Why is this happening? Tjhe fiasco over the Libyan MOU comments prompts some thought on this. One reason, it seems to me, is that a lot of the lobbying is associated with those whose business is the supply of specimens to collectors - the dealers. Are they not primarily concerned with maintaining their privileged access to the sources of coins and antiquities as they come onto the market? We note the frequency with which they announce that any of the measures proposed by opponents of collecting will lead inevitably to a rise in prices. But a rise in price does not equate with a lack of profit for them, in fact quite the opposite. Could it be that the half-hearted opposition exhibited by the dealers and their lobbying organization is merely a front to raising prices and profits - but putting the blame on external factors? Just a thought, but worth considering.
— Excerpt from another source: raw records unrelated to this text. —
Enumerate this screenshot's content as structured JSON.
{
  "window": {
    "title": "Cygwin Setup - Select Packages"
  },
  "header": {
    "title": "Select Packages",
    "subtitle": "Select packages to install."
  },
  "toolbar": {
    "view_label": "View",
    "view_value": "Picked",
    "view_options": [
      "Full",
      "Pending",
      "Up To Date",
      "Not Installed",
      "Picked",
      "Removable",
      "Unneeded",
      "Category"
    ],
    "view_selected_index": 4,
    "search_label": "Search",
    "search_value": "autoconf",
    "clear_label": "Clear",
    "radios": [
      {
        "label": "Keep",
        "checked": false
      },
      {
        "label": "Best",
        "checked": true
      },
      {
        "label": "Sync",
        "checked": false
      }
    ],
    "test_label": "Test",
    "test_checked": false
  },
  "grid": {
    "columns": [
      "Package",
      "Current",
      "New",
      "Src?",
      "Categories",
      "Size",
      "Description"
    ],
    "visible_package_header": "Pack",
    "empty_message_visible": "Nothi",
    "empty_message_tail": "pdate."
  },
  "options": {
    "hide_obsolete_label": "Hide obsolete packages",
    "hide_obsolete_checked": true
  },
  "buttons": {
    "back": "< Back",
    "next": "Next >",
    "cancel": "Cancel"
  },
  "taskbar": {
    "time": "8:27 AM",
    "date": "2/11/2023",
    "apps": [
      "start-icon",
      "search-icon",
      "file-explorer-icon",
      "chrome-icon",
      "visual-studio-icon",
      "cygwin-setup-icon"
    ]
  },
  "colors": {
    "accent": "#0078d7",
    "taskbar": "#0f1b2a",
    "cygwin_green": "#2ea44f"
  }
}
Maybe we collectors should be taking a more active role, grouping ourselves to undertake more co-ordinated promotion of what we do, and remove the fate of the hobby from being the exclusive preserve of the dealers.

1 comment:

  1. Hi Ben, coin dealer groups have been working on this issue for years, but lobbying is expensive (think $15,000-$20,000 per month) and they simply don't have the money for a real, concerted effort. Antiquities dealers have also been involved, but the big boys Sotheby's and Christies no longer lobby in the area-- they only deal (or so they say) in well provenanced material that was exported before the date import restrictions started to bite. What did get people excited was the TAAR effort last year which would have lowered the bar for criminal prosecutions potentially based on possession of antiquities that have been here for years. The real issue is the lackadaisical nature of many collectors who consider all this just a dealer's problem. That said look up what CCP and ADCAEA are doing. Global Heritage Alliance (which I have some involvement in) just got started. We hope to do some lobbying, but again money is the issue.